Sonoramente, o disco é uma tremenda evolução em relação ao álbum anterior ‘Awake’ (2009), que exagerou a dose em baladas. Nesse disco temos muitas baladas também, porém elas não soam deslocadas igual ao disco anterior. Aqui temos todos os elementos já conhecidos do som do Skillet: guitarras pesadas, programações eletrônicas, duetos vocais, arranjos de cordas... Porém em ‘Rise’ tudo soa coeso, encaixado e bem mais desenvolvido e maduro.
O disco inicia com a faixa-título, cheia de gás, com John e Jen revezando os vocais de maneira espetacular. A música foi tipicamente feita pra levantar arenas e tem um excelente refrão. Seguindo a trama conceitual, ‘Rise’ é basicamente uma história sobre encontrar sua fé em meio aos tantos problemas da vida, o que é retratado muito bem na música.

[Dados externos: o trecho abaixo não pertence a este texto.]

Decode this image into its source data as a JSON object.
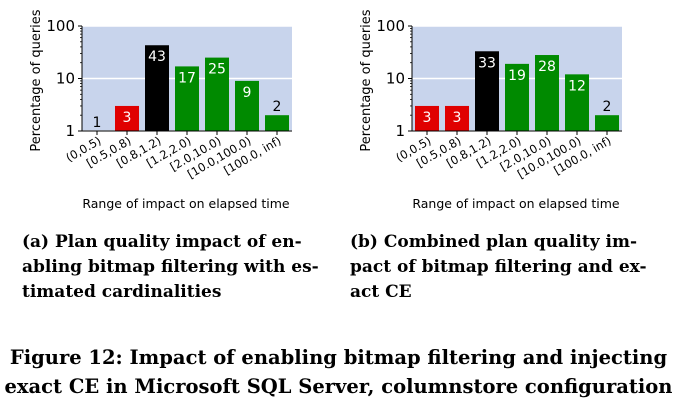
{
  "chart_data": [
    {
      "type": "bar",
      "ylabel": "Percentage of queries",
      "xlabel": "Range of impact on elapsed time",
      "yscale": "log",
      "ylim": [
        1,
        100
      ],
      "yticks": [
        "1",
        "10",
        "100"
      ],
      "grid": "horizontal",
      "categories": [
        "(0,0.5)",
        "[0.5,0.8)",
        "[0.8,1.2)",
        "[1.2,2.0)",
        "[2.0,10.0)",
        "[10.0,100.0)",
        "[100.0, inf)"
      ],
      "values": [
        1,
        3,
        43,
        17,
        25,
        9,
        2
      ],
      "bar_colors": [
        "#e00000",
        "#e00000",
        "#000000",
        "#008a00",
        "#008a00",
        "#008a00",
        "#008a00"
      ],
      "caption": "(a) Plan quality impact of en-abling bitmap filtering with es-timated cardinalities"
    },
    {
      "type": "bar",
      "ylabel": "Percentage of queries",
      "xlabel": "Range of impact on elapsed time",
      "yscale": "log",
      "ylim": [
        1,
        100
      ],
      "yticks": [
        "1",
        "10",
        "100"
      ],
      "grid": "horizontal",
      "categories": [
        "(0,0.5)",
        "[0.5,0.8)",
        "[0.8,1.2)",
        "[1.2,2.0)",
        "[2.0,10.0)",
        "[10.0,100.0)",
        "[100.0, inf)"
      ],
      "values": [
        3,
        3,
        33,
        19,
        28,
        12,
        2
      ],
      "bar_colors": [
        "#e00000",
        "#e00000",
        "#000000",
        "#008a00",
        "#008a00",
        "#008a00",
        "#008a00"
      ],
      "caption": "(b) Combined plan quality im-pact of bitmap filtering and ex-act CE"
    }
  ],
  "colors": {
    "plot_background": "#c8d4ec",
    "grid": "#ffffff",
    "axis": "#000000",
    "label_text": "#ffffff"
  },
  "subcaptions": {
    "a": [
      "(a) Plan quality impact of en-",
      "abling bitmap filtering with es-",
      "timated cardinalities"
    ],
    "b": [
      "(b) Combined plan quality im-",
      "pact of bitmap filtering and ex-",
      "act CE"
    ]
  },
  "figure_caption": [
    "Figure 12: Impact of enabling bitmap filtering and injecting",
    "exact CE in Microsoft SQL Server, columnstore configuration"
  ]
}
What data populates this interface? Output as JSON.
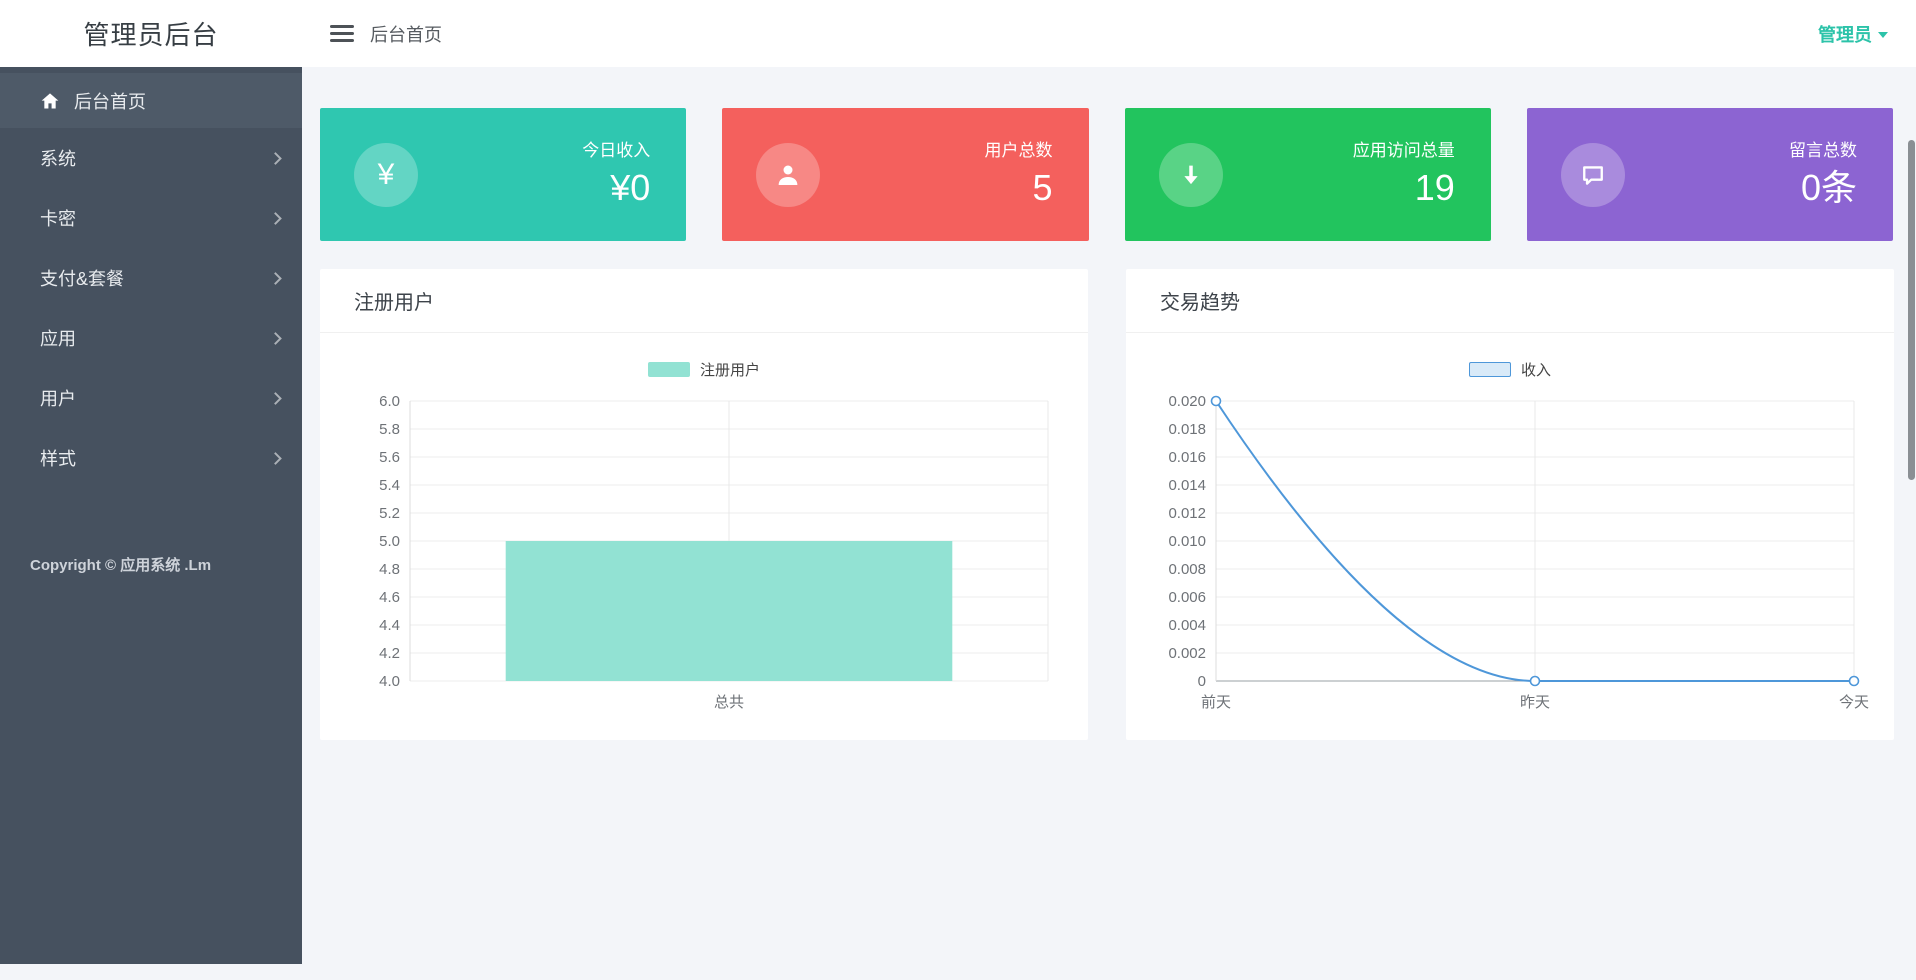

Ao fim da faixa, temos um interlúdio com diálogos misturados retratando incidentes como brigas, acidentes e etc.
O interlúdio prepara terreno para ‘Sick of It’, primeiro single e uma das músicas mais agitadas do disco, feita pra pular até suar. Aqui temos uma presença forte dos teclados, muito bem arranjados por Korey. Destaque pela excelente letra!
‘Good to Be Alive’ tem um clima mais Southern e tranquilo, com piano e guitarras mais leves. A música começa bem calminha até explodir no refrão. Ao final dela, outro interlúdio. Nele temos a filha de John e Korey cantando (e muito bem por sinal) sobre morte, com direito a cordas e um coral lírico, a prova de que a banda não poupou esforços para fazer um disco muito bem produzido.
Eis que surge ‘Not Gonna Die’, um dos pontos altos do álbum com toda certeza. Com cordas, guitarras pesadas, muita energia e um refrão que fica na cabeça instantaneamente. Jen Ledger surge aqui novamente com sua linda e potente voz, casando perfeitamente nos duetos com John.
‘Circus for a Psycho’ é aquele tipo de música que chega bicando a porta da frente com tudo. Já começa com o novato Seth Morrisson mostrando serviço com um tema de guitarra sensacional. Aqui também temos uma das melhores performances vocais de John em todo o disco. Quem tem preferência pelas músicas pesadas da banda, essa vai ser a preferida com certeza. Ótimo refrão!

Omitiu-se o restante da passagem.